We must find a healthier approach, effectively balancing our bodies and our rhythms, to be able to more calmly and naturally welcome the life we wish to pass on. Conversely, the demands placed upon us to strictly control fertility and plan births like a professional diary, are tantamount to suggesting that every unwanted pregnancy should be treated as a failure—a catastrophe that has to be dealt with and overcome alone. Similarly, the technical control of births portrays the child as a project that has to be successful at all costs. Parents are under tremendous pressure to have a child when they should, with no room for error. The desire to have a child develops into a plan for a child and, ultimately, the right to have a child.
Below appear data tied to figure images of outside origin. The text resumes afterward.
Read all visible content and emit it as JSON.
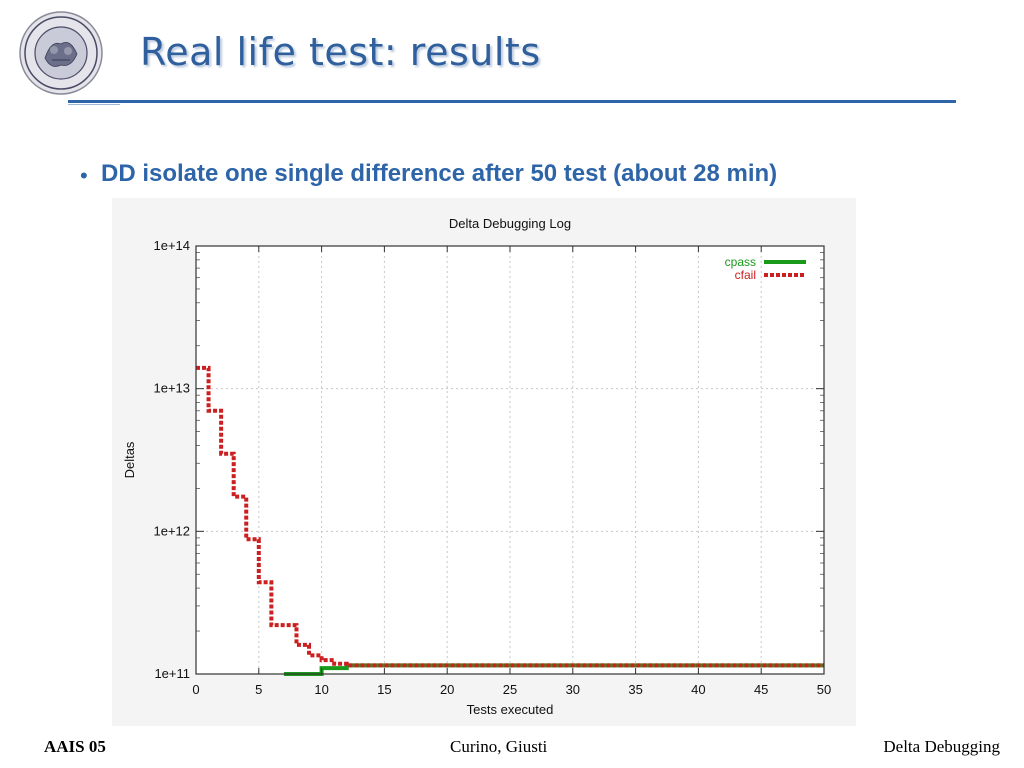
{
  "slide": {
    "title": "Real life test: results",
    "bullet": "DD isolate one single difference after 50 test (about 28 min)",
    "logo_text": "POLITECNICO MILANO"
  },
  "footer": {
    "left": "AAIS 05",
    "center": "Curino, Giusti",
    "right": "Delta Debugging"
  },
  "colors": {
    "title": "#2f5f9c",
    "accent": "#2e64a8",
    "cpass": "#1a9a1a",
    "cfail": "#cc1f1f"
  },
  "chart_data": {
    "type": "line",
    "title": "Delta Debugging Log",
    "xlabel": "Tests executed",
    "ylabel": "Deltas",
    "xlim": [
      0,
      50
    ],
    "ylim": [
      100000000000.0,
      100000000000000.0
    ],
    "yscale": "log",
    "grid": true,
    "legend": "top-right",
    "x_ticks": [
      0,
      5,
      10,
      15,
      20,
      25,
      30,
      35,
      40,
      45,
      50
    ],
    "x_tick_labels": [
      "0",
      "5",
      "10",
      "15",
      "20",
      "25",
      "30",
      "35",
      "40",
      "45",
      "50"
    ],
    "y_ticks": [
      100000000000.0,
      1000000000000.0,
      10000000000000.0,
      100000000000000.0
    ],
    "y_tick_labels": [
      "1e+11",
      "1e+12",
      "1e+13",
      "1e+14"
    ],
    "series": [
      {
        "name": "cpass",
        "step": true,
        "x": [
          7,
          10,
          12,
          50
        ],
        "y": [
          100000000000.0,
          110000000000.0,
          115000000000.0,
          115000000000.0
        ]
      },
      {
        "name": "cfail",
        "step": true,
        "x": [
          0,
          1,
          2,
          3,
          4,
          5,
          6,
          8,
          9,
          10,
          11,
          12,
          50
        ],
        "y": [
          14000000000000.0,
          7000000000000.0,
          3500000000000.0,
          1750000000000.0,
          880000000000.0,
          440000000000.0,
          220000000000.0,
          160000000000.0,
          135000000000.0,
          125000000000.0,
          118000000000.0,
          115000000000.0,
          115000000000.0
        ]
      }
    ]
  }
}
So what should be done? Perhaps we should simply let go. That's easy to say when, like me, you haven’t experienced the pain of childless couples. Many people are just under pressure to procreate at any cost. Consider the anxiety every time they attempt MAP treatment, the stress caused by the pressure to succeed, the lack of interest in sexual intercourse and the shame of a body that fails to respond. Many couples talk about how they eventually conceived naturally after stopping treatment, or at the end of the adoption process. Since I wrote this book, people have been talking. Several women have recounted to me how they underwent intensive medical treatment for infertility issues that were shown to be psychological, or even emotional. On the other hand, an unplanned child can be seen as a wonderful gift and a lovely surprise. What does it matter if the newest addition to the family arrives early or late? What if we let life surprise us? 

 

[1] Marianne Durano, Mon corps ne vous appartient pas, Éditions Albin Michel, 2017, 282 pages.